There really is no such thing as a high-end frame to last a lifetime. Not that there is anything wrong with the frames themselves, but the standards for the normal wear-and-tear components change every few years, so a frame can become obsolete simply because there are no more standard replacement parts for it. In the early '90s, Merlin strongly promoted their frames as "the last frame you'll ever need to buy". But these frames used proprietary pressed in BBs (which are no longer available) and 1" forks (which are become scarce). So odds are, you will in fact have to buy another frame. In the mountain bike world it is even worse - I've had two perfectly good frames become nearly obsolete due to to dissappearing availability of suspension forks with the appropriately sized steerer tube (one had a 1 1/4" head tube, the other had 1" headtube).

And as far as warranties and materials: Frames of all the common bicycle materials (steel, aluminum, carbon, titanium) can have life-time warranties, depending more on the manufacturer/distributor than on the material itself. For example, all Trek frames (which are now all primarily aluminum, carbon, or both) have life-time warranties. For decades, all the low end Huffys, Murrays, Columbias, etc. that were made out of steel carried life-time warranties on their frames. Contrast that with some titanium frames, which have limited term warranties.

As I mentioned in my previous post, warranties are primarily sales tools. Apparantly, it has worked on you, since you have equated a warranty with quality and value.

(On the other hand, one factor in my purchase of a Litespeed Ghisallo was the life-time warranty. Not that I did not take the warranty to mean that the frame was actually going to be durable enough to last a life-time. Quite the contrary - I rather expect such a very lightweight frame to eventually fatigue and break. In which case I expect to have to use the warranty to fix or replace this very expensive frame. On the other hand, I was less concerned about the 3 year warranty on my purchase of a Surly Cross Check, because I very much expect that frame to last a very long time.)


----------



## TiDreaming (Jul 20, 2007)

This has kinda got a way from the main point which is Litepseed bikes are expensive because there is time, effort and craftsmanship involved in making each frame.

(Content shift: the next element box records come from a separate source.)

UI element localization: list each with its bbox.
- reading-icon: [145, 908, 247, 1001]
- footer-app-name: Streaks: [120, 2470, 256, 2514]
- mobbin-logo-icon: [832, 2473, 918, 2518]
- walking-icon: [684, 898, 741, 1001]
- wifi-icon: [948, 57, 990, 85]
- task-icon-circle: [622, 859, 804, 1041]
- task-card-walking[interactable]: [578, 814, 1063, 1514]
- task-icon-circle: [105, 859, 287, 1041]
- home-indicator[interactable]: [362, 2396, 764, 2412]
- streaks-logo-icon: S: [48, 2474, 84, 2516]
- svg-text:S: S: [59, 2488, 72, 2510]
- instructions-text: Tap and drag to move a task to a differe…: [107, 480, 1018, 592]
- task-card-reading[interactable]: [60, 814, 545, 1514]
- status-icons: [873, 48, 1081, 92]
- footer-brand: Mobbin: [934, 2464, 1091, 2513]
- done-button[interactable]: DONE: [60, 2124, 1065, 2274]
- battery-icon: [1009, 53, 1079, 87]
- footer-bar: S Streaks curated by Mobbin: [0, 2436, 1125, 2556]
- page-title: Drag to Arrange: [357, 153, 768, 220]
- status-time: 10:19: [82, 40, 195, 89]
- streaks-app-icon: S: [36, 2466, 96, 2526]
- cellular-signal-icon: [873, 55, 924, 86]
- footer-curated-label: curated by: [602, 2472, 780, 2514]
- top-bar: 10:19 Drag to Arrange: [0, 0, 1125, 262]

I don't know about in the US, but here in Australia, I have yet come across a major/minor manufacturer that offers a lifetime warranty. I take the point that the warranty is only as good as the manufacturer staying in business. Litepseed certainly has been around long enough to gain my confidence.

I have ridden many bikes, I still have a Gios and Colnago (Alu and Steel )in my stable, they only came with a 3 year warranty when I bought them almost 10 years ago and they are still pretty much pristine. So warranty was never a major marketing tool to draw me in, rather the "prestige" and the reputation of the brand. People are kidding themselves if they say they are not influenced by these factors. But remember it is these factors which have been gained through ride/comfort/geometry experience. Its just I also get the the extra benefit of knowing that anything should happen through "normal wear and tear" I do have some recourse.


----------



## tankengine (Nov 27, 2007)

I dont know but this would be my dream bike. Stron, stiff and most importantly trustworthy.


----------



## socrates (Sep 1, 2006)

I think Fondreistfan is looking at things the wrong way. Strong. Moots etc are really no better than Litespeed, Merlin etc. Just that everyone has their own likes and dislikes and if a guy wants to pay big money for an Archon then so be it. It must be the bike he wants and that he will be happy with. No point in someone else telling him to buy a make he wont be happy with.


----------